A nurse is teaching a client about oral contraceptive. Which of the following information should the nurse include in the teaching?
- A. Abdominal pain is an expected adverse effect of oral contraceptives
- B. It can take up to 1 year to become pregnant after stopping an oral contraceptive
- C. Some herbal supplements can decrease the effectiveness of an oral contraceptive
- D. A pelvic examination is needed prior to starting an oral contraceptive
Correct Answer: C
Rationale: The correct answer is C: Some herbal supplements can decrease the effectiveness of an oral contraceptive. The nurse should include this information in the teaching to ensure the client understands potential interactions. Herbal supplements like St. John's Wort can reduce the effectiveness of oral contraceptives by increasing their metabolism. This can lead to contraceptive failure and unintended pregnancy. Option A is incorrect because abdominal pain is not an expected adverse effect of oral contraceptives. Option B is incorrect as fertility typically returns quickly after stopping oral contraceptives, not taking up to a year. Option D is incorrect as a pelvic examination is not always necessary before starting oral contraceptives.
A nurse accidentally administers the medication metformin instead of metoprolol to a client. Which of the following actions should the nurse take?
- A. Monitor the client's thyroid function levels.
- B. Collect the client's uric acid level.
- C. Obtain the client's HDL level.
- D. Check the client's glucose level.
Correct Answer: D
Rationale: The correct answer is D: Check the client's glucose level. Metformin is a medication used to treat diabetes, so administering it instead of metoprolol could lead to hypoglycemia. Checking the client's glucose level will help determine if the client is experiencing low blood sugar levels due to the medication error. Monitoring thyroid function (A), collecting uric acid levels (B), and obtaining HDL levels (C) are not relevant in this situation and would not address the immediate concern of potential hypoglycemia.
A nurse is mixing regular insulin and NPH insulin in the same syringe prior to administering it to a client who has diabetes mellitus. Which of the following actions should the nurse take first?
- A. Withdraw the regular insulin from the vial
- B. Withdraw the NPH insulin from the vial
- C. Inject air into the NPH vial
- D. Inject air into the regular insulin vial
Correct Answer: C
Rationale: The correct answer is C: Inject air into the NPH vial. This step is crucial to prevent creating a vacuum in the vial when withdrawing the NPH insulin, ensuring accurate dosage measurement. Injecting air into the NPH vial equalizes pressure, making it easier to withdraw the correct amount of insulin without causing air bubbles.

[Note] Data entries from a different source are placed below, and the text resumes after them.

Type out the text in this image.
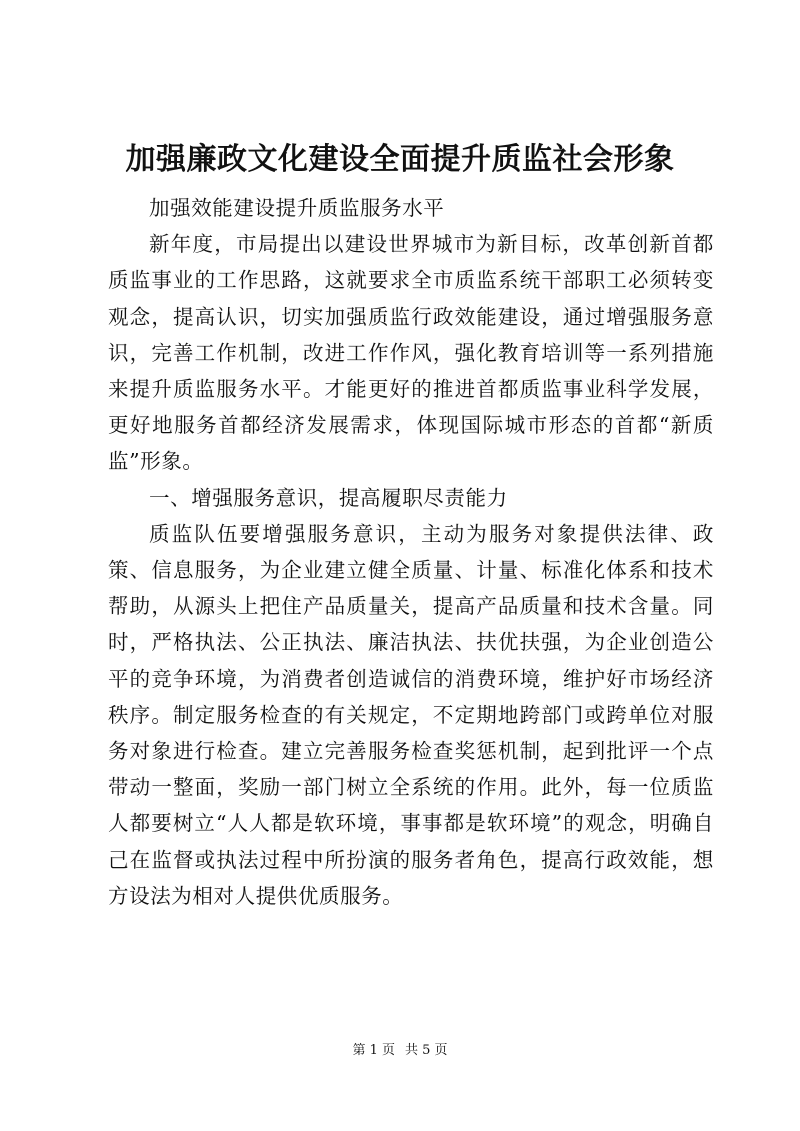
加强廉政文化建设全面提升质监社会形象

加强效能建设提升质监服务水平

新年度，市局提出以建设世界城市为新目标，改革创新首都质监事业的工作思路，这就要求全市质监系统干部职工必须转变观念，提高认识，切实加强质监行政效能建设，通过增强服务意识，完善工作机制，改进工作作风，强化教育培训等一系列措施来提升质监服务水平。才能更好的推进首都质监事业科学发展，更好地服务首都经济发展需求，体现国际城市形态的首都“新质监”形象。

一、增强服务意识，提高履职尽责能力

质监队伍要增强服务意识，主动为服务对象提供法律、政策、信息服务，为企业建立健全质量、计量、标准化体系和技术帮助，从源头上把住产品质量关，提高产品质量和技术含量。同时，严格执法、公正执法、廉洁执法、扶优扶强，为企业创造公平的竞争环境，为消费者创造诚信的消费环境，维护好市场经济秩序。制定服务检查的有关规定，不定期地跨部门或跨单位对服务对象进行检查。建立完善服务检查奖惩机制，起到批评一个点带动一整面，奖励一部门树立全系统的作用。此外，每一位质监人都要树立“人人都是软环境，事事都是软环境”的观念，明确自己在监督或执法过程中所扮演的服务者角色，提高行政效能，想方设法为相对人提供优质服务。

第 1 页 共 5 页
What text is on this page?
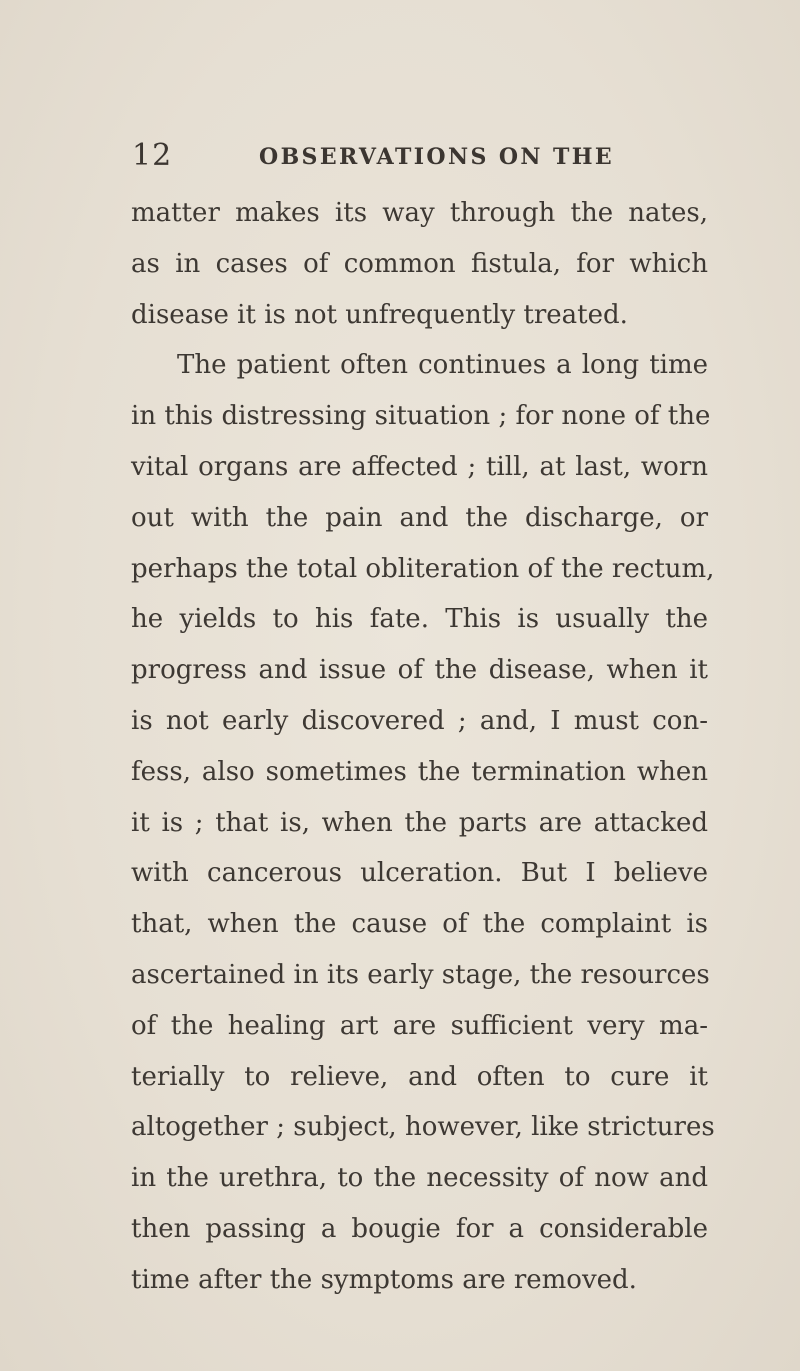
12	OBSERVATIONS ON THE
matter makes its way through the nates,
as in cases of common fistula, for which
disease it is not unfrequently treated.
The patient often continues a long time
in this distressing situation ; for none of the
vital organs are affected ; till, at last, worn
out with the pain and the discharge, or
perhaps the total obliteration of the rectum,
he yields to his fate. This is usually the
progress and issue of the disease, when it
is not early discovered ; and, I must con-
fess, also sometimes the termination when
it is ; that is, when the parts are attacked
with cancerous ulceration. But I believe
that, when the cause of the complaint is
ascertained in its early stage, the resources
of the healing art are sufficient very ma-
terially to relieve, and often to cure it
altogether ; subject, however, like strictures
in the urethra, to the necessity of now and
then passing a bougie for a considerable
time after the symptoms are removed.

Choice A is incorrect as withdrawing regular insulin first may lead to air being drawn into the syringe when withdrawing NPH insulin. Choice B is incorrect because withdrawing NPH insulin first without equalizing pressure may cause difficulty in drawing the correct amount of insulin. Choice D is incorrect as injecting air into the regular insulin vial before withdrawing NPH insulin is unnecessary and may introduce air bubbles into the syringe.
A home health nurse is visiting a client who has heart failure and a prescription for furosemide. The nurse identifies that the client has gained 2.5 kg (5 lb.) since the last visit 2 days ago. Which of the following actions should the nurse take first?
- A. Encourage the client to dangle the legs while sitting in a chair
- B. Teach the client about foods low in sodium
- C. Determine medication adherence by the client
- D. Notify the provider of the client's weight gain
Correct Answer: D
Rationale: The correct answer is D: Notify the provider of the client's weight gain. This is the first action the nurse should take because sudden weight gain in a client with heart failure could indicate fluid retention, which may worsen the client's condition. By notifying the provider, the nurse can ensure timely intervention to adjust the medication or treatment plan. Encouraging leg dangling (A) may help with circulation but does not address the immediate concern of weight gain. Teaching about low-sodium foods (B) is important for long-term management but not the priority at this moment. Determining medication adherence (C) is important but should come after addressing the immediate weight gain issue.